En 1970, les actualités de cinéma Fox Movietone m’avaient envoyé à La Clusaz pour faire un sujet sur les premiers scooters des neiges arrivés en France. Le temps était très beau, mais la neige absente au rendez-vous, nous fûmes obligés de trouver quelques sous-bois où elle était présente pour réaliser nos prises de vues.
Sujet terminé le dimanche en fin de journée, je reprenais la route vers Marseille. En arrivant à Romans, la neige commençait à tomber.
Habitué des Rallyes de Monte Carlo, j’avais dans ma voiture quatre pneus cloutés. Je me suis donc arrêté sur un terre-plein abrité pour changer mes quatre roues. Après quoi, la neige tombait de plus en plus drue.
Gourmand, je voulais ramener à la maison une des délicieuses et colossales pognes de la Maison Nivon…
Je m’arrêtais donc à Valence pour faire cette emplette et faire le plein de carburant en imaginant déjà que j’allais aborder une épreuve difficile pour revenir vers mon logis marseillais.
Essayant d’abord de prendre l’autoroute à Valence, je me retrouvais devant un accès fermé. Je remontais à Tain-l’Hermitage et accédais ainsi à l’autoroute. La hauteur de neige était déjà de 30 à 40 cm et elle ne cessait pas de tomber. Une Mercédès avait dérapé dans le bas côté, et avec mon câble je l’aidais à se remettre dans le droit chemin ! Toutes ces péripéties avaient pris pas mal de temps et je me retrouvais immobilisé au milieu des milliers de voitures de ceux qui rentraient de leur dimanche de promenade. Il était deux heures du matin, j’avais de quoi manger et me couvrir et je décidais de me reposer un peu. Vers cinq heures du matin, je cherchais une solution pour m’évader de ce guêpier. Comme la partie montante était dégagée, l’autoroute étant bloqué de Montélimar à Valence par des milliers de voitures, j’avisais un chauffeur routier et lui proposais avec ses outils de démonter un élément de barrière de sécurité (à l’époque, il y a presque 50 ans, le terre plein central était simplement équipé de ces dispositifs) pour pouvoir s’échapper.

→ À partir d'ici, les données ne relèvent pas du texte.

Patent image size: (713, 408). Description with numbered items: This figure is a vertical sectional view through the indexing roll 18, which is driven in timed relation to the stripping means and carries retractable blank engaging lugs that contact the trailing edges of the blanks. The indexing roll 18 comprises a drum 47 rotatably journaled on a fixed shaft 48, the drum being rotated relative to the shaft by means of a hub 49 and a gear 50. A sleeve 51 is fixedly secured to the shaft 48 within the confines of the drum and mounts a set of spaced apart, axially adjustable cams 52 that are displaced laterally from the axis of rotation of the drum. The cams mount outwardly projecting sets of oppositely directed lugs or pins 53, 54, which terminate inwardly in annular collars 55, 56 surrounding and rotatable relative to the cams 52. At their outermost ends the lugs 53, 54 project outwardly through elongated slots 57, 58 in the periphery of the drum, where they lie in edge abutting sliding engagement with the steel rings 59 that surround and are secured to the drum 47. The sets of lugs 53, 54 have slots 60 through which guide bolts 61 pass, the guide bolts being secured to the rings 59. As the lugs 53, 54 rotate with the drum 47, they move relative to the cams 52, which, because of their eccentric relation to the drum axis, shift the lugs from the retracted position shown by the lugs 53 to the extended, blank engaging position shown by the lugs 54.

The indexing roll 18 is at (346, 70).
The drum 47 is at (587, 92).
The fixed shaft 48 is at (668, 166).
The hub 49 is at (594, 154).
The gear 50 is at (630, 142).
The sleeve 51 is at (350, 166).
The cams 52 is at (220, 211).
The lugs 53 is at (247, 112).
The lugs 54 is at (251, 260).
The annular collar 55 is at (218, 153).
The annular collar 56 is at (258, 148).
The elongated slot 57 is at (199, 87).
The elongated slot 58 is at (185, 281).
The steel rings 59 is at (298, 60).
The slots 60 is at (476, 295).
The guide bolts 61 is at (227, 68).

Avec son aide, nous nous ouvrons une voie, en expliquant aux autres automobilistes que la route des Alpes était dégagée et qu’ils avaient intérêt à nous suivre et changer d’itinéraire, mais la plupart étaient mal équipés, et n’avaient pas prévus le carburant et les fonds nécessaires pour modifier leur trajet : ils sont restés trois jours bloqués dans la neige, se réfugiant comme ils l’ont pu chez l’habitant.
Images des routes bloquées par la neige autour de Montélimar (filmées le 4 janvier 1971)
Quant à moi – à l’époque, le portable n’existait pas encore ! – j’atteignais, en creusant ma route dans les 20 ou 30cm de neige qui était tombé depuis le passage des chasse-neiges du matin, une aire de repos pour téléphoner à la rédaction de la Fox Movietone et leur expliquer ce qui se passait (la radio commençait à diffuser la nouvelle) et leur proposer de faire un reportage. Evidemment, l’agrément fut immédiat et un autre opérateur se trouvant au sud de Montélimar, ils avaient en main une parfaite couverture des évènements.
Je remontais donc par la voie opposée vers Paris en filmant les centaines de voitures arrêtées en travelling, tenant le Caméflex 35mm en appui sur la porte conducteur d’une main, et conduisant de l’autre. Je doublais cela de plans généraux depuis les ponts surplombant l’artère, puis retournais parmi les automobilistes pour montrer comment chacun gérait cet arrêt forcé.
Le sujet tourné, je remontais vers l’aéroport de Lyon Bron pour expédier mes bobines.
Mais là pour rentrer sur Marseille, une nouvelle Odyssée s’annonçait.
Sachant où le blocage se trouvait, je sortais à Tain l’Hermitage pour emprunter la RN 86 qui longe l’autoroute à l’Ouest. Au début, pas de problèmes, si ce n’est la neige.
En arrivant en Ardèche un pont était à franchir, et une quarantaine de voitures attendait qu’un courageux se lance.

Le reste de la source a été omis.